主張

経団連の春闘方針

富を社会に還元する発想を

 経団連が、ことしの春闘にのぞむ企業側の方針となる「経営労働政策委員会報告」を出しました。企業にとっていま重要なのは「競争力の強化に必要な資金を十分に確保していくこと」だといい、「ベースアップを実施する余地はない」「定期昇給制度の見直し議論が必要」などと、かたくなに賃上げを拒否しています。

 企業は、資金をためて生き残る。そのために賃上げはダメ、もっと下げるという主張です。デフレ不況からの脱出が日本経済の最大の課題になっているとき、これではさらに沈下するだけです。

常識はずれの危機論

 報告は、「経営環境は1年前と比べてさらに悪化しており、危機的状況が続いている」と、さかんに危機を強調しています。しかしその内容は、賃金を抑えるための方便でしかなく、まったく常識はずれです。

 日本経済の危機を考えるとき、最大の問題は、この10年以上、労働者の賃金が下がりつづけ、非正規雇用が働く人の3分の1にまで急増している状況です。「業績悪化」を理由にした残酷な人減らしリストラの横行も重大です。こうした賃金破壊、雇用破壊で、労働者の生活はかつてない困難におちいり、消費が伸びず、経済が低迷する要因になっているのです。これは財界がすすめてきた企業利益優先の労働・雇用対策の結果です。

 いま肝心なのは、労働者の賃金と雇用にたいする手当てをしっかりおこない、国内需要を拡大することです。ところが報告は、まったく逆の方向を向いています。

 賃上げしても「消費より預貯金にまわる可能性が高い」と抗弁し、下がり続ける賃金をさらに下げ、労働法制の規制緩和で派遣など非正規雇用の拡大、ホワイトカラー労働者の労働時間制限の撤廃など言いたい放題です。ことし4月から施行される65歳までの高年齢者雇用確保の賃金原資として、現役の中高年層の賃金抑制も主張しています。教育費や住宅ローンなどお金がもっともかかるこの層の賃金を下げるのは問題です。これに来年から消費税増税がかぶさってきたらどうなるか。ここに日本の本当の危機があります。これでは働く意欲をなくすだけです。

 では企業はどうか。たしかに中小企業は苦しんでいます。しかし大企業は260兆円もの内部留保をため込んでいます。メディアからも「『待機マネー』が滞留」などといわれるように、使いみちがないまま積み上げられています。これは労働者の賃金を抑え、下請け単価の買いたたきなど中小企業をいじめてため込んだものです。

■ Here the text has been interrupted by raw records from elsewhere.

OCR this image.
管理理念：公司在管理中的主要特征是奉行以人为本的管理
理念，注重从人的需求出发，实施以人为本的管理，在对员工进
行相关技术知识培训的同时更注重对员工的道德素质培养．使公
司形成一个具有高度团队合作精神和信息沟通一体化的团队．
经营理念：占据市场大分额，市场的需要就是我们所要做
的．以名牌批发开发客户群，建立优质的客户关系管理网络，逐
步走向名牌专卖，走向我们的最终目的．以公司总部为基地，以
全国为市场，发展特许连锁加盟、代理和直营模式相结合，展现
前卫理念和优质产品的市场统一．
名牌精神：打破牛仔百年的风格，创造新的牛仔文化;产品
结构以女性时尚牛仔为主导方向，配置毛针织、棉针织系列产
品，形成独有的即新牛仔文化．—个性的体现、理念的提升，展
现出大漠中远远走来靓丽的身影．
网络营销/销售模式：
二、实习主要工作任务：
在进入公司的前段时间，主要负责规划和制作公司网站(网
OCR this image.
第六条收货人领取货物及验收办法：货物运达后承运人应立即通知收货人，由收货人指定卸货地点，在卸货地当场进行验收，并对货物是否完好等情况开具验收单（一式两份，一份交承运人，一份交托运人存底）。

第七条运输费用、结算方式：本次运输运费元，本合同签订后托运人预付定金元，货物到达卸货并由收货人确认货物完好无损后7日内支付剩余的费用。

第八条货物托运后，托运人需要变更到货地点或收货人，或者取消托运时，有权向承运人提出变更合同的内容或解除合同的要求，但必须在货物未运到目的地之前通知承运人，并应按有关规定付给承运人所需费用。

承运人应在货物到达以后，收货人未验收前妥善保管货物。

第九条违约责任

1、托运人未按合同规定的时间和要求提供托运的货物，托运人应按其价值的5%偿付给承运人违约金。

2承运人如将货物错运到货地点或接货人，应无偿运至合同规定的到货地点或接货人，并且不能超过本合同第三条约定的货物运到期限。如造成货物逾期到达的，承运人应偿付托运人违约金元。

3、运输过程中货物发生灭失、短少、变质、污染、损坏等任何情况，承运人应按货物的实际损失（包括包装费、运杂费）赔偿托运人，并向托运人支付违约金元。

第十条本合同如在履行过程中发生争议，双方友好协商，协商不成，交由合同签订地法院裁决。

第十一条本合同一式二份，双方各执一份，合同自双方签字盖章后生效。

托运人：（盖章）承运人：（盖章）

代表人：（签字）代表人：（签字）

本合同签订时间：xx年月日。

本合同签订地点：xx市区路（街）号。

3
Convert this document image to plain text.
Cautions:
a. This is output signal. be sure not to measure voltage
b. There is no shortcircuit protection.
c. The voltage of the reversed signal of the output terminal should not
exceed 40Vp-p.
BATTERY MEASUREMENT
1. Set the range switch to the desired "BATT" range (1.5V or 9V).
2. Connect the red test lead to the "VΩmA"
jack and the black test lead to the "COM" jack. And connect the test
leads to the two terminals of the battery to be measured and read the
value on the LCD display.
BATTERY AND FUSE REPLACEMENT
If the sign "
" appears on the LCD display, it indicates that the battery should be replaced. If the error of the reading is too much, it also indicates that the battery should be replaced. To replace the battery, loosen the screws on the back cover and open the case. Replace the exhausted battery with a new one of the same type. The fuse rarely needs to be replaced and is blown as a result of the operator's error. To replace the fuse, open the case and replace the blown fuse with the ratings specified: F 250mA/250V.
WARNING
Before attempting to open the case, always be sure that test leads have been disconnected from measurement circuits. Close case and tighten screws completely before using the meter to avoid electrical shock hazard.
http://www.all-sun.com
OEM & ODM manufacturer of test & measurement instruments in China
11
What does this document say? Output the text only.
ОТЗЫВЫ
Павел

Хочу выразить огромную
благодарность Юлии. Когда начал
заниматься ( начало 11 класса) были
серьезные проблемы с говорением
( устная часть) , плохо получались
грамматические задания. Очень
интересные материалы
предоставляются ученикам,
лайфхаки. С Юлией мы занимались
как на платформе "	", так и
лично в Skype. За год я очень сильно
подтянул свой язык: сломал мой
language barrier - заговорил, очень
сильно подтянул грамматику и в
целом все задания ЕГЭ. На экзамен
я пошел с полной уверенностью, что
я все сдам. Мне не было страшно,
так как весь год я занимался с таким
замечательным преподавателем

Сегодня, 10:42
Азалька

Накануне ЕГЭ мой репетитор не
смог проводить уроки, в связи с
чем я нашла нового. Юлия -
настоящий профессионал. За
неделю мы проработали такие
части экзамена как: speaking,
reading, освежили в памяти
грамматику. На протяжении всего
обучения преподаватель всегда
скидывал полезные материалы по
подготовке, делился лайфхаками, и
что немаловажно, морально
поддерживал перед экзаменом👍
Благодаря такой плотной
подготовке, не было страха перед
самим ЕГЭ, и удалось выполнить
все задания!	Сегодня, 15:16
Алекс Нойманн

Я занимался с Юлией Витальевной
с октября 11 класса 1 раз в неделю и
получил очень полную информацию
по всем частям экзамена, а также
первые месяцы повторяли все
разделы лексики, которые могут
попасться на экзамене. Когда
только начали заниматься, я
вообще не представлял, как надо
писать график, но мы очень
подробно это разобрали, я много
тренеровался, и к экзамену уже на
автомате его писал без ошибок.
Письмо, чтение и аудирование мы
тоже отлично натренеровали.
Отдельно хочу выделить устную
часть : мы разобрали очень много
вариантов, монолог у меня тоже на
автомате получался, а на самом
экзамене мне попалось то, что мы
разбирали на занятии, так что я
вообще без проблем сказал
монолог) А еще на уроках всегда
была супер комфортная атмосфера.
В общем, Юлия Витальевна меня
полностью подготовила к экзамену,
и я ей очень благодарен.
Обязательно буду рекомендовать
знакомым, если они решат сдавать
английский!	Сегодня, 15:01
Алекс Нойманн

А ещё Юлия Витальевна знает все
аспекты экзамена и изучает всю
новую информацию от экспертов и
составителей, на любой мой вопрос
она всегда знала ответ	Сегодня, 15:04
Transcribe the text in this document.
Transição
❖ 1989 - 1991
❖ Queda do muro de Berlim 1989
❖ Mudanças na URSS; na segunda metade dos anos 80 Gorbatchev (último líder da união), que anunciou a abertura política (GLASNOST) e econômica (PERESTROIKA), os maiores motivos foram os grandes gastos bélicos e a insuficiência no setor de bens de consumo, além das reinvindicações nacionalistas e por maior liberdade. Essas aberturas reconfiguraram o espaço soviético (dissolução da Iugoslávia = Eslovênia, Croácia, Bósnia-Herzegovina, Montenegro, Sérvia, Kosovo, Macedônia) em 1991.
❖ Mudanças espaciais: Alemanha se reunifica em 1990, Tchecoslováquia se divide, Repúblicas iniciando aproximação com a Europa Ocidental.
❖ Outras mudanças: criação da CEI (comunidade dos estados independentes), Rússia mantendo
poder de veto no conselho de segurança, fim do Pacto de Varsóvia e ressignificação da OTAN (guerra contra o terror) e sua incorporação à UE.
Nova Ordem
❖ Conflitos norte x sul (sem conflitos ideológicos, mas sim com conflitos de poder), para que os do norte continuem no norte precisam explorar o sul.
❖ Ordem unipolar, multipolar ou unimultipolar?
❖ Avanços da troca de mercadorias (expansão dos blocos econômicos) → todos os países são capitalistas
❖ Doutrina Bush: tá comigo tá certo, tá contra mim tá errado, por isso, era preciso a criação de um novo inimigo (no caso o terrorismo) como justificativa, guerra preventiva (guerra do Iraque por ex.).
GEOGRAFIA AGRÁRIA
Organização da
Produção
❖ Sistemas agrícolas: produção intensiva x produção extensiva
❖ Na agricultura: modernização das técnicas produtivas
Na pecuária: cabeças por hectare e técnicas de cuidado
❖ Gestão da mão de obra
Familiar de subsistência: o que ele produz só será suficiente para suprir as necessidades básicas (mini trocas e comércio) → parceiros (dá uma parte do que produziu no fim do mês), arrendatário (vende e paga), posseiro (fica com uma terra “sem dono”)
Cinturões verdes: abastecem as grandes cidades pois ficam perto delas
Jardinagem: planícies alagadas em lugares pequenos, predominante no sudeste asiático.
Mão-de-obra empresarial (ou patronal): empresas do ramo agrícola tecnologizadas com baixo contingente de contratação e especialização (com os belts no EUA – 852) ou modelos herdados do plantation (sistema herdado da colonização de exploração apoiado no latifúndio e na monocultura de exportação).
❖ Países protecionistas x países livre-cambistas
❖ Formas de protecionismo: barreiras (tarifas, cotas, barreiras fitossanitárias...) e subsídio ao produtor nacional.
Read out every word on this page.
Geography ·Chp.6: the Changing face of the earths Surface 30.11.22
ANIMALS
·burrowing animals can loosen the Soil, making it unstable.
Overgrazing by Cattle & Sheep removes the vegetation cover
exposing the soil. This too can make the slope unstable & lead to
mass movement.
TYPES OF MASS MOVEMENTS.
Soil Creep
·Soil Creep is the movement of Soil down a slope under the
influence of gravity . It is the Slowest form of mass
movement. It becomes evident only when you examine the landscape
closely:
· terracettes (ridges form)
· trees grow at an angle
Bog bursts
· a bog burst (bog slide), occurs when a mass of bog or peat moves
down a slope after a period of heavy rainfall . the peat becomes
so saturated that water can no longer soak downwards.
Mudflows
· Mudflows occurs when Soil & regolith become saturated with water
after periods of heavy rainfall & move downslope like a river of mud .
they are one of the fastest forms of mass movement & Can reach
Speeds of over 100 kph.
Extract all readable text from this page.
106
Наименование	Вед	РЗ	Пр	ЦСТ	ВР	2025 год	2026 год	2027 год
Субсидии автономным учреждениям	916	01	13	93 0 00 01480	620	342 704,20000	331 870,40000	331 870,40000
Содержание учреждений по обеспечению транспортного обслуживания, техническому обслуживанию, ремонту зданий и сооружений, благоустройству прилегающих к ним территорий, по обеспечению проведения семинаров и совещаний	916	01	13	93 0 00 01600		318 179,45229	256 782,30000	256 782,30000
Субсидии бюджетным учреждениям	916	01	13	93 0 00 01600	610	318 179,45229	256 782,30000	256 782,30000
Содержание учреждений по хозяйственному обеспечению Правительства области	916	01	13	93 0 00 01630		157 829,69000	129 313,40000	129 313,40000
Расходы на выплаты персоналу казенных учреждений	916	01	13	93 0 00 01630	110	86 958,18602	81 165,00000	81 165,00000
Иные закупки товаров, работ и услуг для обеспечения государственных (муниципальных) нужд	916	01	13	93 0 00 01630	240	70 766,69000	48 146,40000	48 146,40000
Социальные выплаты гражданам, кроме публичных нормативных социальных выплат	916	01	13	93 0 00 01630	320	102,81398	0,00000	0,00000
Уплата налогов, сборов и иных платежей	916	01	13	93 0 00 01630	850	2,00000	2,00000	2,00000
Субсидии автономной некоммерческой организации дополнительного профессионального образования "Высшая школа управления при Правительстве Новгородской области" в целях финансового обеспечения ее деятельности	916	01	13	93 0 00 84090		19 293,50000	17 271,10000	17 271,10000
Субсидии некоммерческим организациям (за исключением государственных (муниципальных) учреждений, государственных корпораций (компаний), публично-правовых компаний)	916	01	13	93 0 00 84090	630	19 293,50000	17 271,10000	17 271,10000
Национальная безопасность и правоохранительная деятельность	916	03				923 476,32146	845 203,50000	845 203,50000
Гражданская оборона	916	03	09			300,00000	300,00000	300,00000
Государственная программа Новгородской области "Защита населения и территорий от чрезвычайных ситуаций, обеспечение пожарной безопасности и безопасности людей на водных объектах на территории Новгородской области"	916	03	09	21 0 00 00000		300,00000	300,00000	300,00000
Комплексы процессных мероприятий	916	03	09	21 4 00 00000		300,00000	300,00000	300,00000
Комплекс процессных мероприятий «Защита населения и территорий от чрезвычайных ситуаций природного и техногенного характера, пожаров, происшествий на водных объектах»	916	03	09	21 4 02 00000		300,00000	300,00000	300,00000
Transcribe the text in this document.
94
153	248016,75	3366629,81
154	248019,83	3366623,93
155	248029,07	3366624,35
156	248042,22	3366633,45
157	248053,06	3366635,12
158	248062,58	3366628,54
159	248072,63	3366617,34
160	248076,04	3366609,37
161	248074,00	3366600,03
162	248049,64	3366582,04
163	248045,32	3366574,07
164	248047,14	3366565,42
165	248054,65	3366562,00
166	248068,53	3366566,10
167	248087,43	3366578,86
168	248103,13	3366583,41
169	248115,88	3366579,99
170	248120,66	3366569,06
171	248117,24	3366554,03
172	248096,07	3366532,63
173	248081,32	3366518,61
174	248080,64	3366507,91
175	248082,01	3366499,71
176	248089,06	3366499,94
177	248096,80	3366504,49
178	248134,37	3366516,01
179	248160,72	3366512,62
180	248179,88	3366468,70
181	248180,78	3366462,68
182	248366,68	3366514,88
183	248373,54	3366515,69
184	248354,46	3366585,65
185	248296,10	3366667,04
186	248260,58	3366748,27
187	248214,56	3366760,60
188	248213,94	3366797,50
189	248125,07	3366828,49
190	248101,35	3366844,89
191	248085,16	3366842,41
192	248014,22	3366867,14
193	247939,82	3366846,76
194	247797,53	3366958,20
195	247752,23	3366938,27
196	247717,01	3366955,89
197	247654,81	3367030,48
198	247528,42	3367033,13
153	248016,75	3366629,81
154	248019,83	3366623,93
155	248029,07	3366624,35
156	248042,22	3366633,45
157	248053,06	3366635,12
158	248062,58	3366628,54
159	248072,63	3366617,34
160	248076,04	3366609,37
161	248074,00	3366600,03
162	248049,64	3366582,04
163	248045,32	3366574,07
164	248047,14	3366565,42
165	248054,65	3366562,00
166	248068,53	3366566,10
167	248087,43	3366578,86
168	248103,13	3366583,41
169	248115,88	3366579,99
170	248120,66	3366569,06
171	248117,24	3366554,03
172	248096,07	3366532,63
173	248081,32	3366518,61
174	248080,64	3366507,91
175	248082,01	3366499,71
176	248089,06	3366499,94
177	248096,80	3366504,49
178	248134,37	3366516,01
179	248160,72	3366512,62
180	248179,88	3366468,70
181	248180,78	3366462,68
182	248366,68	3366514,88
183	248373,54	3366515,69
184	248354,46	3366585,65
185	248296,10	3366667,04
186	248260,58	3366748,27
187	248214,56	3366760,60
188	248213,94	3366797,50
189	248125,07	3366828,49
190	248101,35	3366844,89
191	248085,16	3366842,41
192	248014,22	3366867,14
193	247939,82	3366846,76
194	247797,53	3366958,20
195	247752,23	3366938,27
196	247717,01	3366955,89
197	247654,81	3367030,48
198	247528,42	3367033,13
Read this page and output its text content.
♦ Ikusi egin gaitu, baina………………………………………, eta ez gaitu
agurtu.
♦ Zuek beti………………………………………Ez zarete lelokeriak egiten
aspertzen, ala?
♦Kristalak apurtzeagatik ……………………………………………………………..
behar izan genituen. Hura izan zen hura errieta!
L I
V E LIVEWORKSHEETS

 いま財界、大企業に求められているのは、経済再生のために巨額の富を社会に還元する自覚を持つことです。内部留保のごく一部を賃上げ、雇用拡大、中小企業の経営のために使うことです。

社会的責任を果たせ

 日本共産党は、大企業をつぶそうとか、どうなってもいいと考えているわけではありません。大企業がもっている力にふさわしい社会的責任を果たすことを求めているだけです。そうすることが労働者の働く意欲も高まり、企業の発展にもつながります。

 経済危機打開のために財界、大企業は社会的責任を果たせ―この声を大きく広げる国民春闘の発展が期待されています。